According to the Fluid Power Safety Institute “more than 99 per cent of people who service, repair, and troubleshoot hydraulic systems have been subjected to the exact dynamics that trigger a high-pressure injection injury”.

“If ‘hydraulics’ were a recognised occupational hazard, and thus fell into a category for near-miss reporting we would be at catastrophic levels.”

Currently grease is the most common fluid in injection injuries in mining, with one in four of the incidents requiring amputation, and if the pressure is above 7000 psi, this ratio becomes 100 per cent.

However these injuries have known to occur at pressures as low as 100 psi.

According to Parker Hannifin “pressurised fluids travel at bullet speed and can penetrate deep under the skin.

“The injured person may feel only a slight ‘electric shock’ or pricking sensation. Rarely does the initial pain indicate the actual severity of the injury. What looks like a simple puncture wound is, in fact, life threatening.”

The Queensland engineering company, Australian Diversified Engineering (ADE), have developed a remote pressure release system that allows an operator to attach or remove a blocked grease gun without the risk of an injection injury.

According to the company it aimed “to find a simple, cost-effective solution that could be quickly activated should pressure begun building in a blocked grease gun”.

Its solution was a “garage-door style remote control that would safely release the pressure in the hose”.

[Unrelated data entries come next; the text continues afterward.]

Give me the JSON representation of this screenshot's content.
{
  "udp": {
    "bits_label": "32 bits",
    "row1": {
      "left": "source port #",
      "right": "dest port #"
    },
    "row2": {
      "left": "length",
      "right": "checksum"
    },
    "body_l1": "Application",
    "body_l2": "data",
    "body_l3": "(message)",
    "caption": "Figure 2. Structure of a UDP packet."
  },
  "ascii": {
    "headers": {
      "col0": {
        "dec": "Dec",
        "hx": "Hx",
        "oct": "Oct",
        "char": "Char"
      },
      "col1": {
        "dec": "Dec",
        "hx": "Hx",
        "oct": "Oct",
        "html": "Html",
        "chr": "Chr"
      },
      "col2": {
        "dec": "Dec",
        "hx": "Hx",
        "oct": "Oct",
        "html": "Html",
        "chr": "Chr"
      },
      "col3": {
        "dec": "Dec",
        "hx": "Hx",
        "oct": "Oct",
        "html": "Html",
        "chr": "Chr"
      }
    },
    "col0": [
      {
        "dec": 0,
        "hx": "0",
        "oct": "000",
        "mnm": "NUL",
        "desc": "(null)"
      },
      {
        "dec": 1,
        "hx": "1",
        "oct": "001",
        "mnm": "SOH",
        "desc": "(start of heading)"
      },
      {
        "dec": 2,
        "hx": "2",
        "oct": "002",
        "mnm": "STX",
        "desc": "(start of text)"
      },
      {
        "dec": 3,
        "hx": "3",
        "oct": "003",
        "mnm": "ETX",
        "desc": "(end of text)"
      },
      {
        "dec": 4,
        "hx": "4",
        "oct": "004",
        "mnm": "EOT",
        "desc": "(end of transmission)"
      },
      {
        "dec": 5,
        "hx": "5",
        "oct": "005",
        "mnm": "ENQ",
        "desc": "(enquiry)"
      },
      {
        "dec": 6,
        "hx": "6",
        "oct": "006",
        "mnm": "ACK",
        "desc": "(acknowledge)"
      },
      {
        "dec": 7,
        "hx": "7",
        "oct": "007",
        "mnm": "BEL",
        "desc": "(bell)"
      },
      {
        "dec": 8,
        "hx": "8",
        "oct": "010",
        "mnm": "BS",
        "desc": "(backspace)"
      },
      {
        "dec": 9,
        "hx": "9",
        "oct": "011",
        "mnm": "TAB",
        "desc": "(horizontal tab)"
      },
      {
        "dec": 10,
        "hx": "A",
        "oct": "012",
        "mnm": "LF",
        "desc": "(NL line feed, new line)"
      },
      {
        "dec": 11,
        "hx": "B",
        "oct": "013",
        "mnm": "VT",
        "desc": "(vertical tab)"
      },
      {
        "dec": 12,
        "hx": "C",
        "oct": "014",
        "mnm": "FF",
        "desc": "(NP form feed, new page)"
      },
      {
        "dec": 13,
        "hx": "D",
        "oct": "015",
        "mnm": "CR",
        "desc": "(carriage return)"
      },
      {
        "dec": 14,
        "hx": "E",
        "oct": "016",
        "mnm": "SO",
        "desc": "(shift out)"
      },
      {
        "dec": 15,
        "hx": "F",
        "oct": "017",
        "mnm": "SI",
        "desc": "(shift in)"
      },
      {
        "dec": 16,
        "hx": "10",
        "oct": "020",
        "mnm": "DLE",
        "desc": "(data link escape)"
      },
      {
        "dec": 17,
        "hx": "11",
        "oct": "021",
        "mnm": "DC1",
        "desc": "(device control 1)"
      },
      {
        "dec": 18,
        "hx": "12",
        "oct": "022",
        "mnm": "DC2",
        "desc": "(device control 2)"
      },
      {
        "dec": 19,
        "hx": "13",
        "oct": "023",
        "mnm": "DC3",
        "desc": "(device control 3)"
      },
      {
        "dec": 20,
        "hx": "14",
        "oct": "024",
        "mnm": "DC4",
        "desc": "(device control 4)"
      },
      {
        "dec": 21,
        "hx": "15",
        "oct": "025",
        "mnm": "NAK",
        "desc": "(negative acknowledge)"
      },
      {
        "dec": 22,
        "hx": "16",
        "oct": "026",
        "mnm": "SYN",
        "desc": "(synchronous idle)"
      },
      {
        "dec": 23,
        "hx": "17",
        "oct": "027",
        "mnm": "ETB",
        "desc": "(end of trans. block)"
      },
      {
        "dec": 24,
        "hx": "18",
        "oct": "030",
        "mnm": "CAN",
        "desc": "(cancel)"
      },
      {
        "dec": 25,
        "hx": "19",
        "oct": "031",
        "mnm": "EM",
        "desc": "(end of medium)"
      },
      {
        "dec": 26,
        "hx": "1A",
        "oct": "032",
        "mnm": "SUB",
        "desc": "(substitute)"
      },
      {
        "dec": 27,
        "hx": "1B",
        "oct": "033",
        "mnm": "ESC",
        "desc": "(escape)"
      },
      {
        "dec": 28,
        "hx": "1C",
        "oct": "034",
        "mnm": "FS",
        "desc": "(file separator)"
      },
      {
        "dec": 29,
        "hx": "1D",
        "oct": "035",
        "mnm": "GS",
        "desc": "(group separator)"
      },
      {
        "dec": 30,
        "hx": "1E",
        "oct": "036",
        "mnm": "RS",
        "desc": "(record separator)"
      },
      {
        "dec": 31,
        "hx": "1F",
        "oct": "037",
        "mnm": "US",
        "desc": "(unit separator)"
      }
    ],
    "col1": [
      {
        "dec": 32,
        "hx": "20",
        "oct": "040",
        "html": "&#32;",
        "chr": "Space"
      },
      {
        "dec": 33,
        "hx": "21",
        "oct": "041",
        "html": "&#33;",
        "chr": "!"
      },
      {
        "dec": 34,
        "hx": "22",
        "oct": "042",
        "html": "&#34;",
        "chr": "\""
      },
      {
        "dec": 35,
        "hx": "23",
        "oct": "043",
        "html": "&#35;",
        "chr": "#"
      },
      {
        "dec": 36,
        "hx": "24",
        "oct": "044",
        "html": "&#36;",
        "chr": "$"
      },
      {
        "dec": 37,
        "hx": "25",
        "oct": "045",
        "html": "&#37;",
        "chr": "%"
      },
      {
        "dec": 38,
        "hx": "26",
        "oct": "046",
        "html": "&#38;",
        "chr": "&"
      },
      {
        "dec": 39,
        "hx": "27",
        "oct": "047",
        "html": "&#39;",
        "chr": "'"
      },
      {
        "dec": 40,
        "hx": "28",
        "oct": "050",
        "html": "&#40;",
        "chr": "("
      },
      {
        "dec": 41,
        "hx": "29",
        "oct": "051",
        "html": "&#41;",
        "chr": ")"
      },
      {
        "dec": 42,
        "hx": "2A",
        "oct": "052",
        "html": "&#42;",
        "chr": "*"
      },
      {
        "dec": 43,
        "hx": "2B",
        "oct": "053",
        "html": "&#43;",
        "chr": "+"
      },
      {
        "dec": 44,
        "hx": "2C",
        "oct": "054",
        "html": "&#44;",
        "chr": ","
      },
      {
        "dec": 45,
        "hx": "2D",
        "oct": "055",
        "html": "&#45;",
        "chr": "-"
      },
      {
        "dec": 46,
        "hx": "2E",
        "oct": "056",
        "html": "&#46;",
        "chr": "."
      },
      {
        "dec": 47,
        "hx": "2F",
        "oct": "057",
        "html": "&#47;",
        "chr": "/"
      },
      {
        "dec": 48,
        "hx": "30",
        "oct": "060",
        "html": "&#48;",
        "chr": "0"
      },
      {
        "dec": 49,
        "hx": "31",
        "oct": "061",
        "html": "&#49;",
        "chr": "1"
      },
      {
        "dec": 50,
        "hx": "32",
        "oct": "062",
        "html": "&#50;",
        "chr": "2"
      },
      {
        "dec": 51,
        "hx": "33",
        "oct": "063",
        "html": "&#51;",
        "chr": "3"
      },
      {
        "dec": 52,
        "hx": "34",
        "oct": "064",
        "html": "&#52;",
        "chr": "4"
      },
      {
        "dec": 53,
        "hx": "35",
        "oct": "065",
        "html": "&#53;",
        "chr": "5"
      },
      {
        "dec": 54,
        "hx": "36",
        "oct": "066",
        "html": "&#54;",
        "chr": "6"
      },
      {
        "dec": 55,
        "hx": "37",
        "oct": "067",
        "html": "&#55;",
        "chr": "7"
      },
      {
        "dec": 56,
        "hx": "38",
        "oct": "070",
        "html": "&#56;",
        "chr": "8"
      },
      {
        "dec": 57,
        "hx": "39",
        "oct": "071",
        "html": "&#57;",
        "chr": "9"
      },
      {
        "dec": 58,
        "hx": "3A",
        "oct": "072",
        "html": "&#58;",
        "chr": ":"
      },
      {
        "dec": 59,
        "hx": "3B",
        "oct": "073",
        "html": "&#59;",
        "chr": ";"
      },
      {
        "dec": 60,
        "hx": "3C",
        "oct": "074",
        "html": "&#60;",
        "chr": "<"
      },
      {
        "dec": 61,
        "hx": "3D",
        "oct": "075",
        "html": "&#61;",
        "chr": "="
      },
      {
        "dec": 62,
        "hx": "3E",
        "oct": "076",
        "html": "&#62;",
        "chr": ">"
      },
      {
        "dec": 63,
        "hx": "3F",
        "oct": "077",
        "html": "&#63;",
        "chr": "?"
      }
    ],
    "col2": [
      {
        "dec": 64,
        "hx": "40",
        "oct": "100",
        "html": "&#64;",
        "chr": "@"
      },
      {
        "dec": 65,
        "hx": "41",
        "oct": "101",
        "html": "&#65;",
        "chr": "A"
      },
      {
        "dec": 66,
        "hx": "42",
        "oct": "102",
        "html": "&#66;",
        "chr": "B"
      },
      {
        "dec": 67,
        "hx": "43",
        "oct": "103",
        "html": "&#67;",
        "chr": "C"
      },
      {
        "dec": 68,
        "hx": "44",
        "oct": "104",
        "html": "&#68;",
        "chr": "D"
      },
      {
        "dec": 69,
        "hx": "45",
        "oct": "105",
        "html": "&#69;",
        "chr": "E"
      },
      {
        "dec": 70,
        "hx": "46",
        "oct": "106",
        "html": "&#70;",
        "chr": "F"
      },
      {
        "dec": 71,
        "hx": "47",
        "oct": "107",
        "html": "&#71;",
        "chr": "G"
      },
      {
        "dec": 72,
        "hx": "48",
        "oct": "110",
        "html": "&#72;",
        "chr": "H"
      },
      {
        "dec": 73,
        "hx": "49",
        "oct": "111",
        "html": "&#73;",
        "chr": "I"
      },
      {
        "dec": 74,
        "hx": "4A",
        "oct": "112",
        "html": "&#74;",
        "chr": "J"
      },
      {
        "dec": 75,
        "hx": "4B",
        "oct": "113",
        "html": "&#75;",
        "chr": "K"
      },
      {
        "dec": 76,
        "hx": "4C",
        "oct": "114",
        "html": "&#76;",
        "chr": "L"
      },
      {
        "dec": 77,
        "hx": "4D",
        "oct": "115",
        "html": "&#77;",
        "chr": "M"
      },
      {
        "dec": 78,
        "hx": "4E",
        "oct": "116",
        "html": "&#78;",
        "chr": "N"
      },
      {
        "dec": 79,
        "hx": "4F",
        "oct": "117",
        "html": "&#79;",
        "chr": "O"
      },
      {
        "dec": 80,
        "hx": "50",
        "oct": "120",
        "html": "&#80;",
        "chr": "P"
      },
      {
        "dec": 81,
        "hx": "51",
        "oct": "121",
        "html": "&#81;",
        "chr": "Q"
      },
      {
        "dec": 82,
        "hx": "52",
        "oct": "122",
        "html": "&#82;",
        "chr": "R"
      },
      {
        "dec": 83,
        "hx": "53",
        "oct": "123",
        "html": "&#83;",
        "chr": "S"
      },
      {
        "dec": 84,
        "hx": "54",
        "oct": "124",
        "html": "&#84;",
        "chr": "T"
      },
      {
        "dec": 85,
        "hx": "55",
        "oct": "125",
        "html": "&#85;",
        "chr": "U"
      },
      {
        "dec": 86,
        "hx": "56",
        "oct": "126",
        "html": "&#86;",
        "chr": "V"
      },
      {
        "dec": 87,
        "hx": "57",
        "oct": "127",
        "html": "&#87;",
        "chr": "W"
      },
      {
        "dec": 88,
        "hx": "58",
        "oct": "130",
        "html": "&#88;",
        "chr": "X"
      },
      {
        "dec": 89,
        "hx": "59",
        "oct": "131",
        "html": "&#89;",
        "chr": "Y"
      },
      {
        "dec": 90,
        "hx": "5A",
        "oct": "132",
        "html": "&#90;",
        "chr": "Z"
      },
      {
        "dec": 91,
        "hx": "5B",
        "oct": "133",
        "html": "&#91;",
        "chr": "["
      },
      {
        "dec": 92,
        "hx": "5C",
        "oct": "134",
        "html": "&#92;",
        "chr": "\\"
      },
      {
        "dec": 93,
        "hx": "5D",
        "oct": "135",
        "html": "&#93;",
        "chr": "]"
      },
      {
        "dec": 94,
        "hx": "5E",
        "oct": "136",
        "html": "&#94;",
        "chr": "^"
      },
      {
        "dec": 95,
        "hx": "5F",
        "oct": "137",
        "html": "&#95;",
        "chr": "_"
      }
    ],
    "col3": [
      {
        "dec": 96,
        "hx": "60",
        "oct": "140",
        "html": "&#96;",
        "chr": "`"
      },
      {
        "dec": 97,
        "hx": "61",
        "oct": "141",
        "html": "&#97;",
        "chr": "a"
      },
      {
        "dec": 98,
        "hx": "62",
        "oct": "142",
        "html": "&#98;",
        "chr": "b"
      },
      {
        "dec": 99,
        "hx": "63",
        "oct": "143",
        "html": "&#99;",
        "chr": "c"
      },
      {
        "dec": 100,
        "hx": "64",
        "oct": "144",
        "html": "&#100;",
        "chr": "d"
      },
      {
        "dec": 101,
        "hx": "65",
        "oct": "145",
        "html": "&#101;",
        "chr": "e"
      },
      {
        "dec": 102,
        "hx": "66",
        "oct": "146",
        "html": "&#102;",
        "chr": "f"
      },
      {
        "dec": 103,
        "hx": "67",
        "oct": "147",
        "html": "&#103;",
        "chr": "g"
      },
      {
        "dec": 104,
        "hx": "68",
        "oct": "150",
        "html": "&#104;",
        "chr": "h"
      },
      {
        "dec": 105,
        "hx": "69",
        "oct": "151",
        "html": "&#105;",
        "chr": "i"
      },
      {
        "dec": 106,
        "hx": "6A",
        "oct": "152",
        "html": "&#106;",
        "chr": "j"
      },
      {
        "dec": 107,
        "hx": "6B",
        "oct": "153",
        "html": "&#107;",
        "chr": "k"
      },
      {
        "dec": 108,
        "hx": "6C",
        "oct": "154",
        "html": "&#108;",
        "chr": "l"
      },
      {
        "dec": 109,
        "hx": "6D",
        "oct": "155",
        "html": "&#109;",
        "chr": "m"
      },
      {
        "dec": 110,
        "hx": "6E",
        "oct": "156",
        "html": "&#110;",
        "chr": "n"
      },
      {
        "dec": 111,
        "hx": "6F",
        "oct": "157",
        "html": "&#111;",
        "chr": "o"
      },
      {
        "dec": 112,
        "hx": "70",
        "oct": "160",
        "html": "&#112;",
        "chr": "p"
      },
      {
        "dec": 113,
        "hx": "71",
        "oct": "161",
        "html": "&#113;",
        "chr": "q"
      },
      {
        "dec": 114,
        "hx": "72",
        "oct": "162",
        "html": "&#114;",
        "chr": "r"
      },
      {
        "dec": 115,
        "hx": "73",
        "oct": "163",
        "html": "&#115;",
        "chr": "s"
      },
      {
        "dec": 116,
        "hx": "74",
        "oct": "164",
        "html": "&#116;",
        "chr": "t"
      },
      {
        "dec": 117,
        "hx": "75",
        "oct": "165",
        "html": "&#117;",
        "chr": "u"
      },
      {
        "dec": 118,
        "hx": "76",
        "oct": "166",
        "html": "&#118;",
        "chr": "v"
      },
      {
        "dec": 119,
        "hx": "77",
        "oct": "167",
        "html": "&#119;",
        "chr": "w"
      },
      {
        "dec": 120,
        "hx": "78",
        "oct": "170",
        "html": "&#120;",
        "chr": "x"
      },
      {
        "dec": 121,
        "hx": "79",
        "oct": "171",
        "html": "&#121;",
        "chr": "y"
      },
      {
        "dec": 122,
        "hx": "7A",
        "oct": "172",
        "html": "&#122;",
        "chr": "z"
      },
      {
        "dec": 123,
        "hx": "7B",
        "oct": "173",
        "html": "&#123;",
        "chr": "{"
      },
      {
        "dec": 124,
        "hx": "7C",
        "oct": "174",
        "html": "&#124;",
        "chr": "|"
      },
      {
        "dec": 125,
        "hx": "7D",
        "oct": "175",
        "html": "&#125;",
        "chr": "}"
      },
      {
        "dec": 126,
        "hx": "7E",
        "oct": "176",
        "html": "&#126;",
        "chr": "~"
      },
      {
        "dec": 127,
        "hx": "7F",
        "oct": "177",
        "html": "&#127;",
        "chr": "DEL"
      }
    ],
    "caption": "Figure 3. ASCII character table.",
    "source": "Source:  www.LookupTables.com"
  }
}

“Our research revealed that the usual protective equipment was not protecting serviceman from high pressure injection juries, and the standard process of removing the hose from the nipple in the case of blockages was intrinsically flawed and dangerous,” ADE manufacturing manager Daniel Kirk said.

The new system uses remote operated wireless transmitters that can be activated 50 metres from the service truck to release the build-up of pressure, can be retrofitted to existing systems, and has already been installed at nine mines across Australia.

It is contained in a small stainless steel cabinet mounted on top of service trucks or near the grease pumps, with a single function remote to turn off pressure to high volume and high pressure grease lubrication systems.